Peligros de las apps de citas
Andar en el ligue digital es toda una aventura que casi todos hemos probado alguna vez para ver qué sale. Es súper emocionante dar ese primer paso, deslizar la pantalla y sentir la adrenalina cuando aparece un nuevo interés en el teléfono, pero no todo es color de rosa en este ecosistema de romance virtual. Aunque estas herramientas nos facilitan la vida para conocer gente nueva sin tener que salir de casa o en los ratos libres de la chamba, también abren la puerta a situaciones que pueden ponerse bastante pesadas si no nos ponemos las pilas. La realidad es que, detrás de una foto de perfil perfecta y una descripción que parece sacada de una película, se pueden esconder intenciones que nada tienen que ver con encontrar el amor o pasar un buen rato.

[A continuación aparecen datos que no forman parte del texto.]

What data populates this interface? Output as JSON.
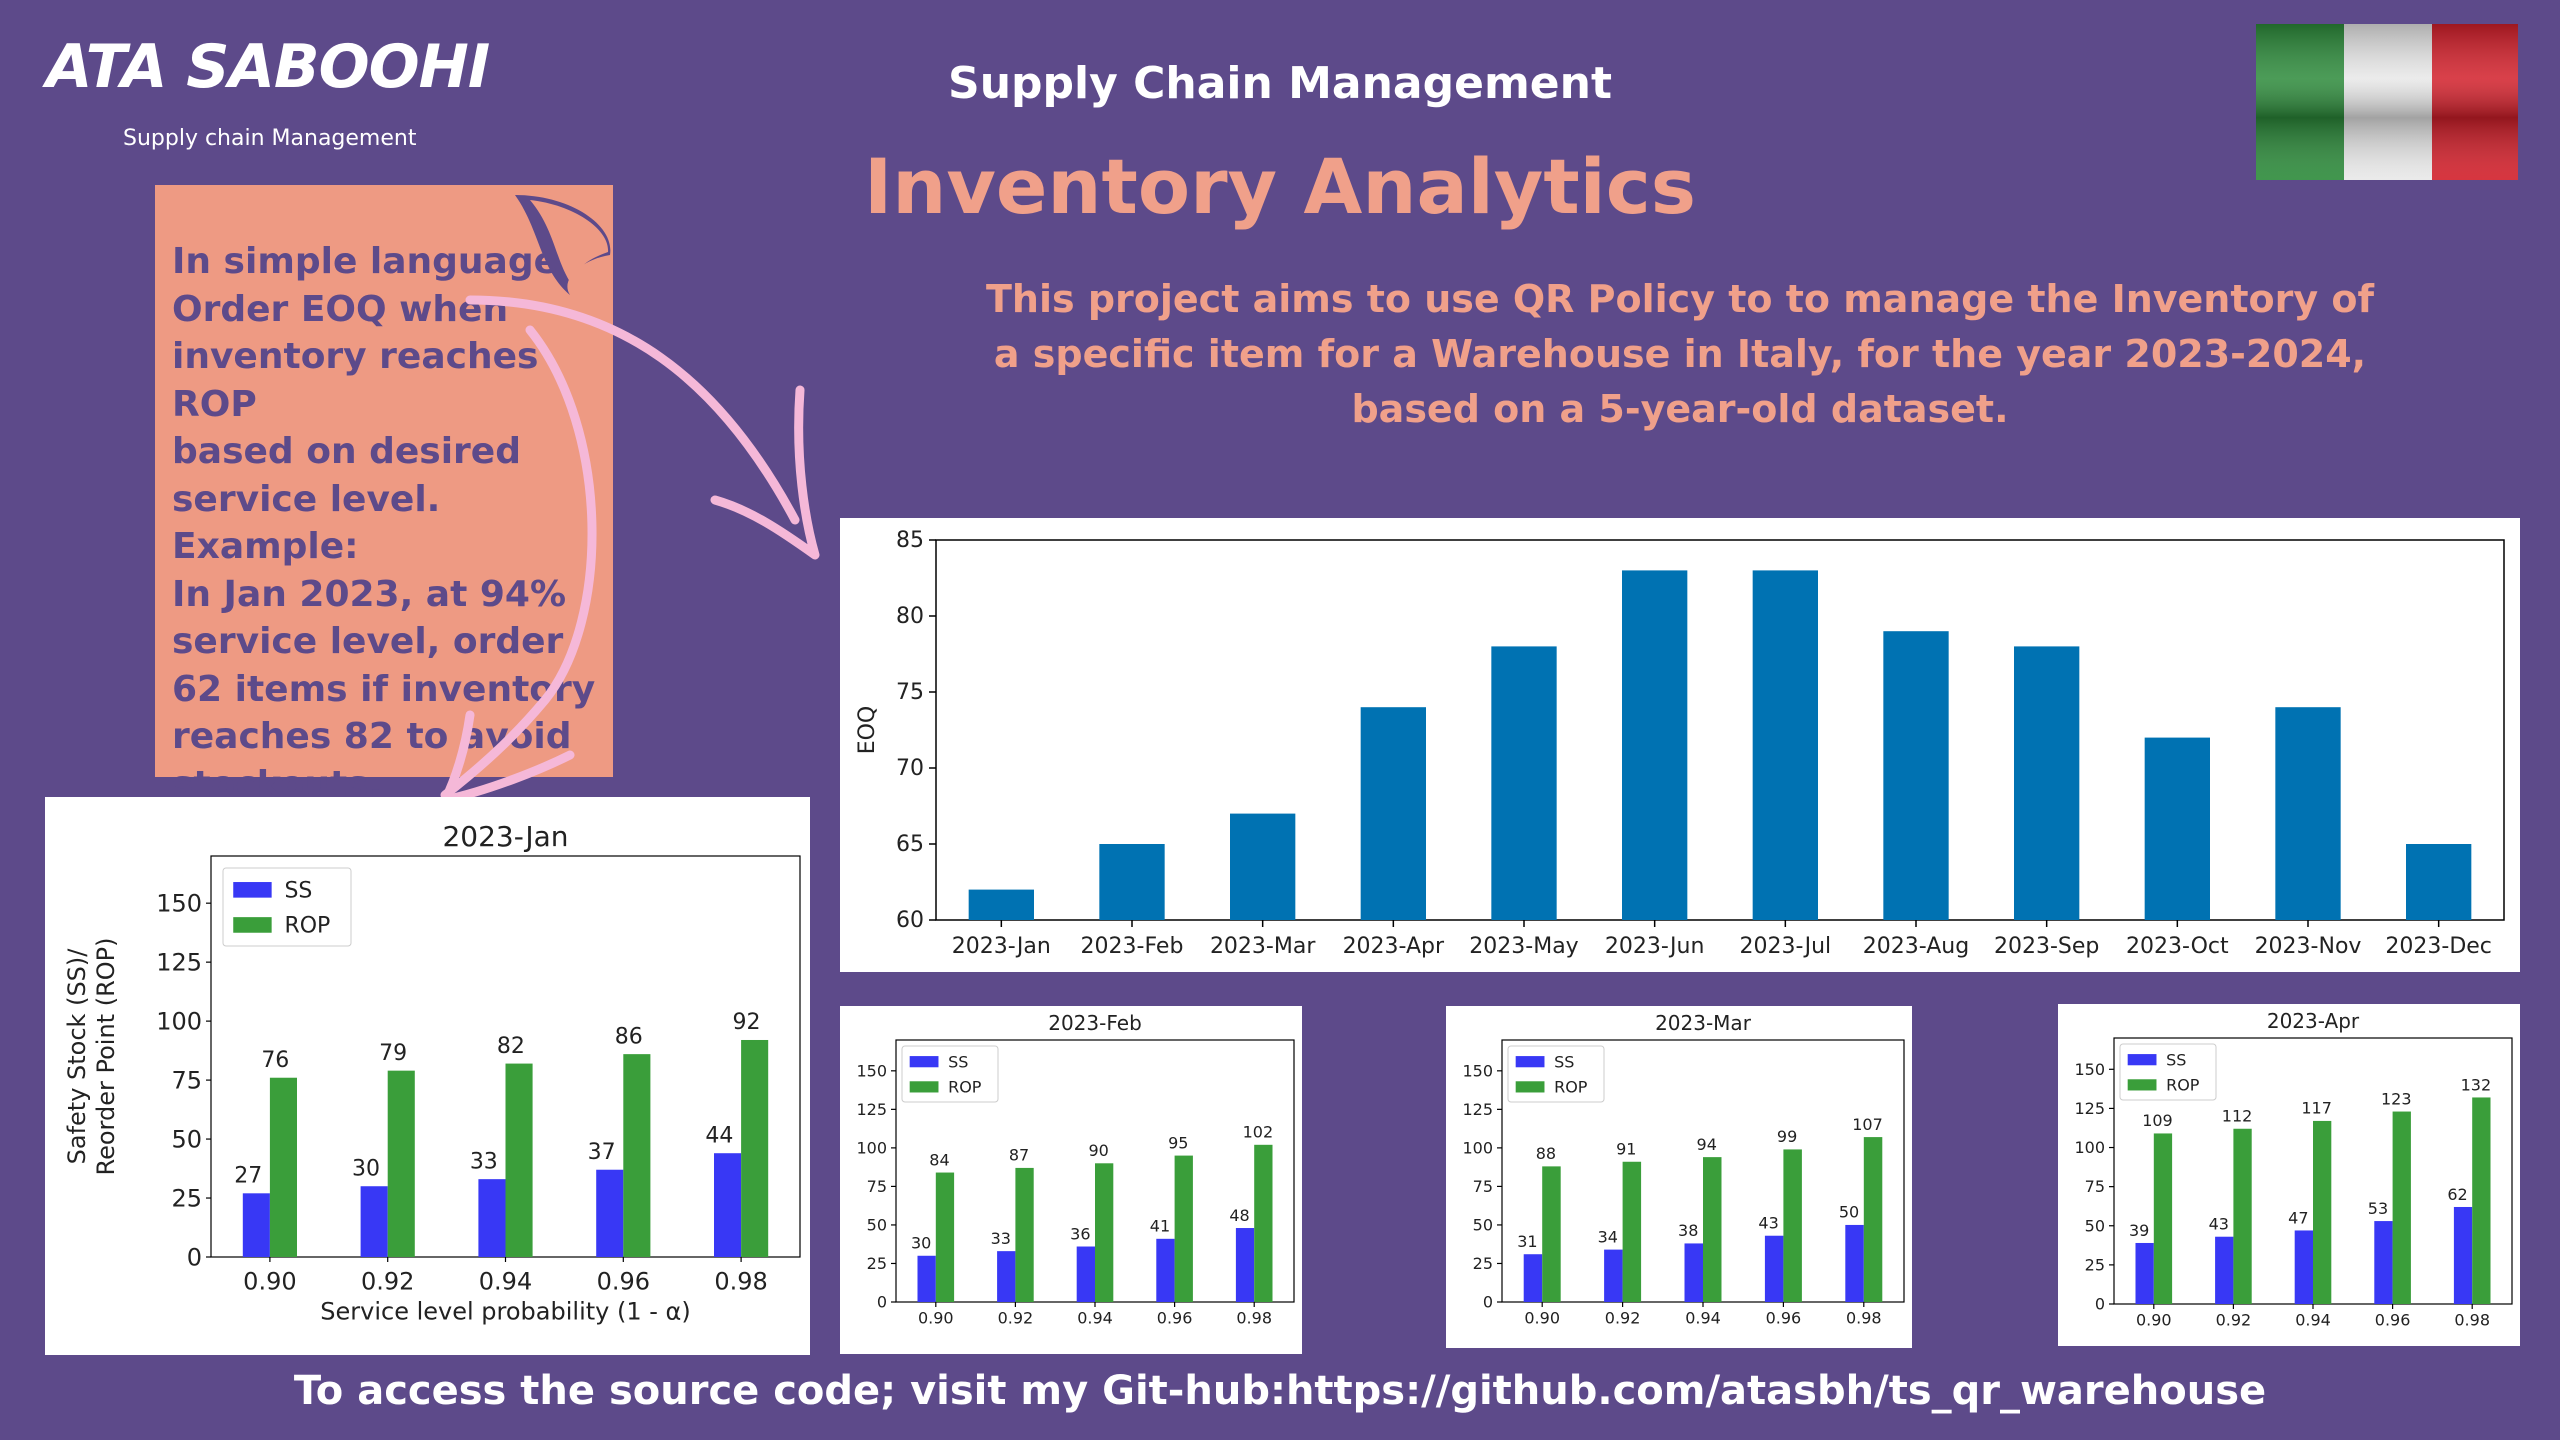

Uno de los puntos más delicados y que más broncas causa son las identidades que no resultan ser lo que prometen. Es bien fácil armar un perfil con fotos de alguien más o inventar una vida de ensueño para tratar de engañar a los demás. Estos perfiles falsos son de los principales peligros de las apps de citas, ya que no solo te exponen a una decepción amorosa monumental, sino que muchas veces son la fachada de estafadores profesionales. Esta gente se dedica a ganarse tu confianza para luego salir con cuentos chinos sobre emergencias económicas o inversiones milagrosas. Por eso, antes de soltar cualquier información personal o ilusionarte de más, es básico checar que la persona sea real; si notas que sus historias no cuadran o que se niega rotundamente a hacer una videollamada, lo mejor es que te retires de ahí de volada.
Cómo evitar los peligros de las apps de citas
La seguridad personal es otro boleto que no podemos tomar a la ligera cuando decidimos dar el salto de la pantalla a la vida real. Aunque sientas que ya conoces a la otra persona porque llevan semanas platicando por mensajes, la verdad es que sigue siendo un extraño. Para que no pases un mal rato o te metas en problemas, hay ciertas reglas de oro que debes seguir al pie de la letra:
- Organiza siempre el primer encuentro en un lugar público con mucha gente, como una plaza o una cafetería conocida.
- Avísale a tu mejor amigo o a alguien de confianza dónde vas a estar y, de ser posible, mándale tu ubicación en tiempo real.
- No dejes que pasen por ti a tu casa en la primera cita; llega y vete por tu cuenta para que no sepan dónde vives de buenas a primeras.
- Mantén tus bebidas y pertenencias siempre a la vista para evitar cualquier sorpresa desagradable.
Cuidar tu integridad física es primordial, pero también hay que ponerle atención a la salud emocional. Existe una tendencia muy fuerte a sentirnos como objetos desechables debido a la enorme cantidad de opciones que aparecen con solo mover un dedo. Esta cultura del “siguiente” hace que muchas veces no se valore a la persona que está del otro lado, generando ansiedad o problemas de autoestima cuando alguien simplemente desaparece sin decir ni adiós. Los peligros de las apps de citas también incluyen este desgaste mental que surge de conexiones superficiales donde nadie se compromete a nada. Es muy importante recordar que vales mucho y que no debes dejar que un rechazo virtual o un mal comportamiento de alguien más defina cómo te sientes contigo mismo.
Otro tema que saca chispas es la falta de claridad en lo que cada quien busca. Mientras tú quizás estás pensando en algo serio para presentarle a tu familia, la otra persona tal vez solo quiere un ligue pasajero de una noche. Si no hay una comunicación honesta desde el principio, los malentendidos van a estar a la orden del día y alguien va a terminar con el corazón roto. Por eso, ser “neta” y decir qué onda con tus intenciones te va a ahorrar muchísimos dolores de cabeza. No tengas miedo de preguntar qué buscan ellos; es mejor saber la verdad pronto a perder meses en algo que no va para ningún lado. Los peligros de las apps de citas se reducen significativamente cuando aprendes a poner límites y a ser directo con lo que esperas de los demás.
Finalmente, hay que entender que el mundo digital es solo una pequeña parte de la interacción humana y que nunca va a reemplazar el lenguaje no verbal o la química que se siente en persona. A veces nos clavamos tanto en los mensajes de texto que idealizamos a alguien que ni conocemos bien, y al vernos frente a frente la realidad nos pega con todo. Para que la experiencia sea más llevadera y segura, lo ideal es no alargar demasiado la plática por la aplicación y buscar verse pronto en un entorno controlado. Al navegar con cautela, usando el sentido común y protegiendo siempre tu privacidad, puedes sacarle provecho a la tecnología sin caer en las trampas que a veces nos pone el camino. Mantener los pies en la tierra es la mejor herramienta para que tu búsqueda de compañía sea exitosa y, sobre todo, muy segura.